When China finances ideological organizations abroad, Western governments ask whether democratic systems are being manipulated. When Russia amplifies separatist narratives or supports extremist political actors, security agencies discuss hybrid warfare, malign influence, and democratic destabilization. Yet when similar practices are associated with the United States, they are more often framed as advocacy, public diplomacy, transnational networking, or soft power.

This asymmetry is not new. During the Cold War, American money flowed extensively into political parties, labor unions, civil society organizations, and media networks across Western Europe, particularly in countries such as Italy and France where fears of communist electoral victories shaped Western strategic thinking. These activities were rarely viewed in the West as foreign interference. They were presented instead as democratic stabilization, anti-communist containment, or alliance management.

Ultimately, Western states have never fully developed a coherent way of recognizing interference when it originates from within the Western alliance itself.

The problem has become harder to ignore as segments of the contemporary American political right increasingly cultivate and support illiberal movements abroad.

The Trump administration has openly aligned itself with illiberal leaders such as Viktor Orbán in Hungary. American conservative networks increasingly support or amplify far-right movements in Europe, including parties associated with xenophobic politics, hostility toward immigration, and attacks on LGBTQ+ rights and reproductive rights. In Canada, American media, political networks, and funding streams have also intersected visibly with the Trucker Convoy mobilizations and separatist discourse in Alberta.

Comparable behaviour linked to China or Russia would almost certainly attract much greater institutional scrutiny.

Part of the explanation lies in the persistence of categories inherited from a period when the United States was widely seen within Western security frameworks as a fundamentally stabilizing force. But alliance status does not preclude interference; if anything, it can make it easier. Influence operations are often most effective when they move through networks perceived as legitimate, familiar, or ideologically aligned. The cultural closeness between Canada and the United States, often viewed as evidence of mutual trust, can also normalize certain forms of political influence and make them harder to identify as interference.
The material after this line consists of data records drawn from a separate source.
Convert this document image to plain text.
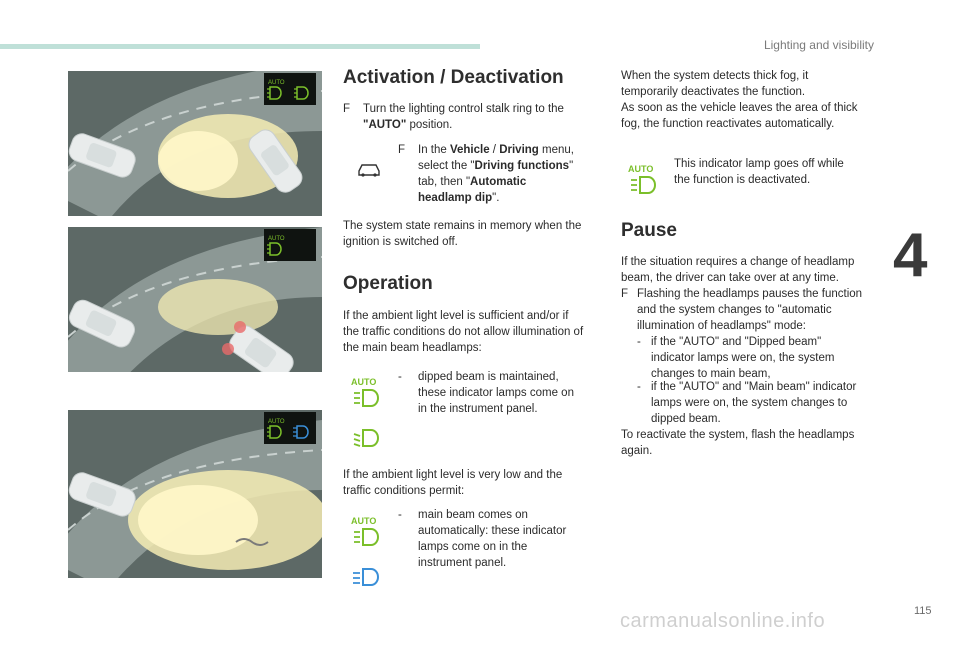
Lighting and visibility
4
115
carmanualsonline.info
AUTO
AUTO
AUTO
Activation / Deactivation
F	Turn the lighting control stalk ring to the
"AUTO" position.
F	In the Vehicle / Driving menu,
select the "Driving functions"
tab, then "Automatic
headlamp dip".
The system state remains in memory when the
ignition is switched off.
Operation
If the ambient light level is sufficient and/or if
the traffic conditions do not allow illumination of
the main beam headlamps:
AUTO -	dipped beam is maintained,
these indicator lamps come on
in the instrument panel.
If the ambient light level is very low and the
traffic conditions permit:
AUTO -	main beam comes on
automatically: these indicator
lamps come on in the
instrument panel.
When the system detects thick fog, it
temporarily deactivates the function.
As soon as the vehicle leaves the area of thick
fog, the function reactivates automatically.
AUTO This indicator lamp goes off while
the function is deactivated.
Pause
If the situation requires a change of headlamp
beam, the driver can take over at any time.
F Flashing the headlamps pauses the function
and the system changes to "automatic
illumination of headlamps" mode:
- if the "AUTO" and "Dipped beam"
indicator lamps were on, the system
changes to main beam,
- if the "AUTO" and "Main beam" indicator
lamps were on, the system changes to
dipped beam.
To reactivate the system, flash the headlamps
again.
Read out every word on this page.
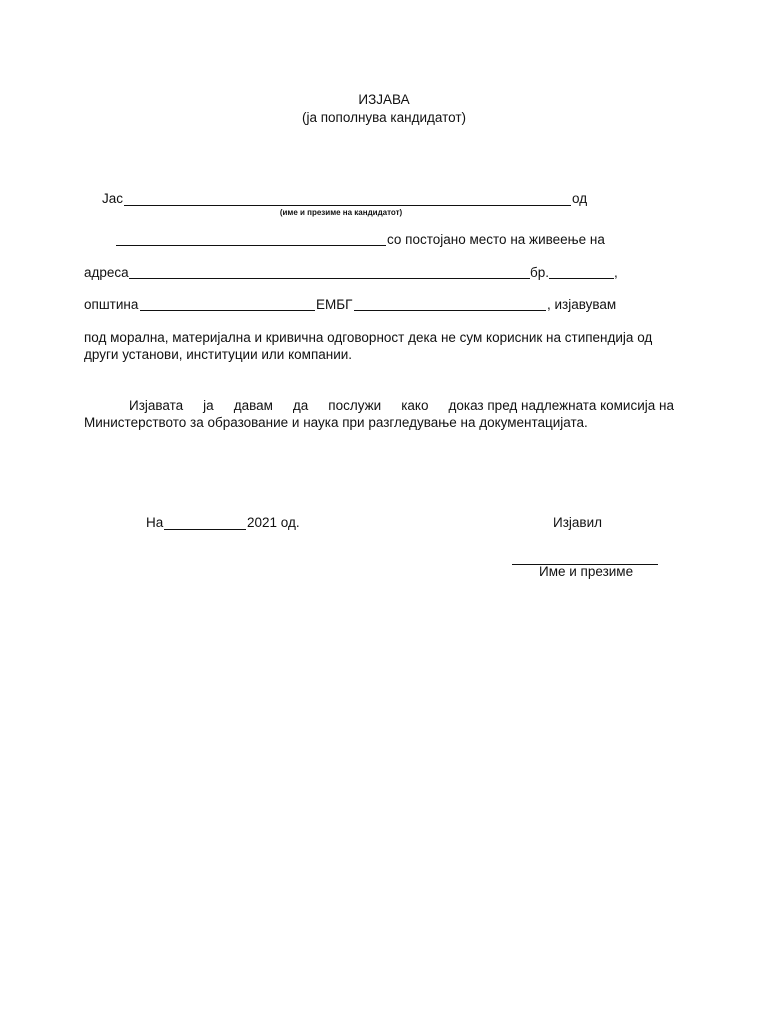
ИЗЈАВА
(ја пополнува кандидатот)
Јас	од
(име и презиме на кандидатот)
со постојано место на живеење на
адреса	бр.	,
општина	ЕМБГ	, изјавувам
под морална, материјална и кривична одговорност дека не сум корисник на стипендија од
други установи, институции или компании.
Изјавата ја давам да послужи како доказ пред надлежната комисија на
Министерството за образование и наука при разгледување на документацијата.
На	2021 од.	Изјавил
Име и презиме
Western security institutions have confronted similar conceptual blind spots before. After 9/11, counterterrorism frameworks became overwhelmingly oriented toward Islamist extremism. For years, Western governments remained comparatively slow to recognize the scale of the threat posed by far-right and white supremacist violence, despite mounting evidence. Some forms of violence fit more easily within established definitions of terrorism than others, even when the underlying behaviour was comparable.

A similar dynamic may now be emerging in debates over foreign interference. If democratic states are serious about combatting illicit finance and political interference, the focus cannot remain primarily on whether an actor is viewed as an ally or an adversary.

Activities such as financing extremist political movements, amplifying anti-democratic narratives, and supporting organizations hostile to minority rights and democratic norms should not be treated differently simply because they originate from allied countries.

As long as similar political behaviors continue to be treated differently depending on their source, foreign interference frameworks will remain constrained by inherited and increasingly outdated geopolitical assumptions.